Home Exam 2: Evaluation of Transports for Application Running in a Cluster

In this assignment you will evaluate the performance of different transports available in the compute cluster at NopBox.

  • Compare and evaluate the performance of Gigabit Ethernet, IP over PCI Express (IPoPCIe) and SuperSockets.

  • Write a report where you present the evaluation and the main conclusions.

  • Create a poster (2 x A3 pages) that the group will present on May 4th.

Scenario /  Testbed

The assignment will be graded based on the groups’ ability to produce useful and correct information within the boundaries of the given time and resources.

You must design a set of experiments to be performed on the testbed provided for the assignment.

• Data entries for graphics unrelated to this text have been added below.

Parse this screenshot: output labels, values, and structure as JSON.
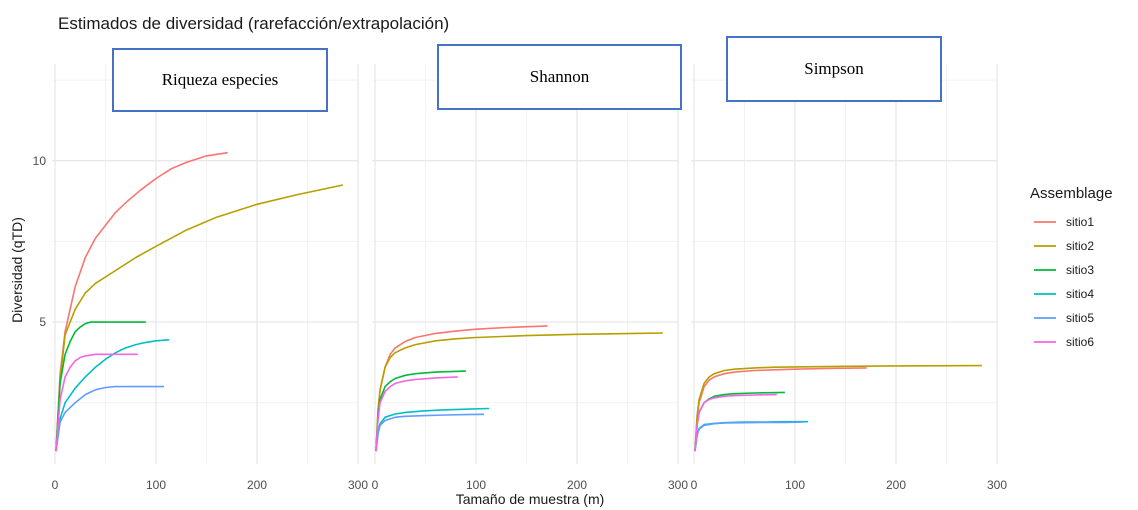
{
  "chart_data": {
    "type": "line",
    "title": "Estimados de diversidad (rarefacción/extrapolación)",
    "xlabel": "Tamaño de muestra (m)",
    "ylabel": "Diversidad (qTD)",
    "ylim": [
      0.6,
      13.0
    ],
    "xlim": [
      -3,
      300
    ],
    "y_ticks": [
      5,
      10
    ],
    "x_ticks": [
      0,
      100,
      200,
      300
    ],
    "grid": true,
    "legend": {
      "title": "Assemblage",
      "position": "right"
    },
    "colors": {
      "sitio1": "#f8766d",
      "sitio2": "#b79f00",
      "sitio3": "#00ba38",
      "sitio4": "#00bfc4",
      "sitio5": "#619cff",
      "sitio6": "#f564e3"
    },
    "panels": [
      {
        "label": "Riqueza especies",
        "series": [
          {
            "name": "sitio1",
            "x": [
              1,
              5,
              10,
              20,
              30,
              40,
              50,
              60,
              70,
              85,
              100,
              115,
              130,
              150,
              171
            ],
            "values": [
              1.0,
              3.4,
              4.7,
              6.1,
              7.0,
              7.6,
              8.0,
              8.4,
              8.7,
              9.1,
              9.45,
              9.75,
              9.95,
              10.15,
              10.25
            ]
          },
          {
            "name": "sitio2",
            "x": [
              1,
              5,
              10,
              20,
              30,
              40,
              60,
              80,
              100,
              130,
              160,
              200,
              240,
              285
            ],
            "values": [
              1.0,
              3.2,
              4.6,
              5.4,
              5.9,
              6.2,
              6.6,
              7.0,
              7.35,
              7.85,
              8.25,
              8.65,
              8.95,
              9.25
            ]
          },
          {
            "name": "sitio3",
            "x": [
              1,
              5,
              10,
              15,
              20,
              25,
              30,
              35,
              45,
              60,
              90
            ],
            "values": [
              1.0,
              3.1,
              4.0,
              4.4,
              4.7,
              4.85,
              4.95,
              5.0,
              5.0,
              5.0,
              5.0
            ]
          },
          {
            "name": "sitio4",
            "x": [
              1,
              5,
              10,
              20,
              30,
              40,
              50,
              60,
              70,
              80,
              90,
              100,
              113
            ],
            "values": [
              1.0,
              2.0,
              2.5,
              2.95,
              3.3,
              3.6,
              3.85,
              4.05,
              4.2,
              4.3,
              4.37,
              4.42,
              4.45
            ]
          },
          {
            "name": "sitio5",
            "x": [
              1,
              5,
              10,
              20,
              30,
              40,
              50,
              60,
              80,
              108
            ],
            "values": [
              1.0,
              1.9,
              2.2,
              2.5,
              2.75,
              2.9,
              2.97,
              3.0,
              3.0,
              3.0
            ]
          },
          {
            "name": "sitio6",
            "x": [
              1,
              5,
              10,
              15,
              20,
              25,
              30,
              40,
              60,
              82
            ],
            "values": [
              1.0,
              2.6,
              3.3,
              3.6,
              3.8,
              3.9,
              3.95,
              4.0,
              4.0,
              4.0
            ]
          }
        ]
      },
      {
        "label": "Shannon",
        "series": [
          {
            "name": "sitio1",
            "x": [
              1,
              3,
              5,
              10,
              15,
              20,
              30,
              40,
              60,
              80,
              100,
              130,
              171
            ],
            "values": [
              1.0,
              2.3,
              2.9,
              3.6,
              4.0,
              4.2,
              4.4,
              4.52,
              4.65,
              4.72,
              4.78,
              4.83,
              4.88
            ]
          },
          {
            "name": "sitio2",
            "x": [
              1,
              3,
              5,
              10,
              15,
              20,
              30,
              40,
              60,
              80,
              100,
              150,
              200,
              285
            ],
            "values": [
              1.0,
              2.3,
              2.9,
              3.6,
              3.9,
              4.05,
              4.2,
              4.3,
              4.42,
              4.48,
              4.52,
              4.58,
              4.62,
              4.66
            ]
          },
          {
            "name": "sitio3",
            "x": [
              1,
              3,
              5,
              10,
              15,
              20,
              30,
              40,
              60,
              90
            ],
            "values": [
              1.0,
              2.1,
              2.6,
              3.0,
              3.15,
              3.25,
              3.35,
              3.4,
              3.45,
              3.48
            ]
          },
          {
            "name": "sitio4",
            "x": [
              1,
              3,
              5,
              10,
              20,
              30,
              50,
              70,
              90,
              113
            ],
            "values": [
              1.0,
              1.6,
              1.85,
              2.05,
              2.15,
              2.2,
              2.25,
              2.28,
              2.3,
              2.32
            ]
          },
          {
            "name": "sitio5",
            "x": [
              1,
              3,
              5,
              10,
              20,
              30,
              50,
              70,
              90,
              108
            ],
            "values": [
              1.0,
              1.55,
              1.8,
              1.95,
              2.05,
              2.08,
              2.1,
              2.12,
              2.13,
              2.14
            ]
          },
          {
            "name": "sitio6",
            "x": [
              1,
              3,
              5,
              10,
              15,
              20,
              30,
              40,
              60,
              82
            ],
            "values": [
              1.0,
              2.0,
              2.5,
              2.85,
              3.0,
              3.1,
              3.18,
              3.22,
              3.27,
              3.3
            ]
          }
        ]
      },
      {
        "label": "Simpson",
        "series": [
          {
            "name": "sitio1",
            "x": [
              1,
              3,
              5,
              10,
              15,
              20,
              30,
              40,
              60,
              80,
              100,
              130,
              171
            ],
            "values": [
              1.0,
              2.0,
              2.5,
              3.0,
              3.2,
              3.3,
              3.4,
              3.45,
              3.5,
              3.52,
              3.54,
              3.56,
              3.58
            ]
          },
          {
            "name": "sitio2",
            "x": [
              1,
              3,
              5,
              10,
              15,
              20,
              30,
              40,
              60,
              80,
              100,
              150,
              200,
              285
            ],
            "values": [
              1.0,
              2.1,
              2.6,
              3.1,
              3.3,
              3.4,
              3.5,
              3.54,
              3.58,
              3.6,
              3.61,
              3.63,
              3.64,
              3.65
            ]
          },
          {
            "name": "sitio3",
            "x": [
              1,
              3,
              5,
              10,
              15,
              20,
              30,
              40,
              60,
              90
            ],
            "values": [
              1.0,
              1.8,
              2.2,
              2.5,
              2.62,
              2.7,
              2.75,
              2.78,
              2.8,
              2.82
            ]
          },
          {
            "name": "sitio4",
            "x": [
              1,
              3,
              5,
              10,
              20,
              30,
              50,
              70,
              90,
              113
            ],
            "values": [
              1.0,
              1.5,
              1.7,
              1.82,
              1.86,
              1.88,
              1.9,
              1.9,
              1.91,
              1.91
            ]
          },
          {
            "name": "sitio5",
            "x": [
              1,
              3,
              5,
              10,
              20,
              30,
              50,
              70,
              90,
              108
            ],
            "values": [
              1.0,
              1.5,
              1.68,
              1.8,
              1.85,
              1.87,
              1.88,
              1.89,
              1.89,
              1.9
            ]
          },
          {
            "name": "sitio6",
            "x": [
              1,
              3,
              5,
              10,
              15,
              20,
              30,
              40,
              60,
              82
            ],
            "values": [
              1.0,
              1.8,
              2.2,
              2.5,
              2.6,
              2.65,
              2.7,
              2.72,
              2.74,
              2.75
            ]
          }
        ]
      }
    ]
  }
}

The scenario in this assignment is the same clous service provider, that needs to do some processing in the data center. The cloud provider has a 8-node cluster available for your evaluations. You should give a recommendation what kind of transport they should use for their MPI applications. In addition to standard Gigabit Ethernet the machines are connected in a PCI Express network, and you can also use IP over PCI Express (IPoPCIe) or SuperSockets.

For you tests, try to use only two nodes. All nodes are connected on a 8-port PCI Express switch, and the cost is equal to communicate will all nodes in the cluster. There are several interesting metrics to measure, however, the most important metrics that should be covered are throughput and latency. For this assignments you can use the OSU benchmarks in the MPI-library (located in the /opt/osu directory.), you are also are also free to write your own.

You are free to use the built-in tools to do measurements (located in the /opt/DIS/bin directory), you are also free to modify the test applications or write your own benchmarks. If you choose to do your own benchers It Is important that this is documented in your report.

There are several options (shown both in the group session and lecture) where you can adjust the properties off all three transports. It is expected that you do some experimenting and give a through evaluation of the optimal setting for the cluster.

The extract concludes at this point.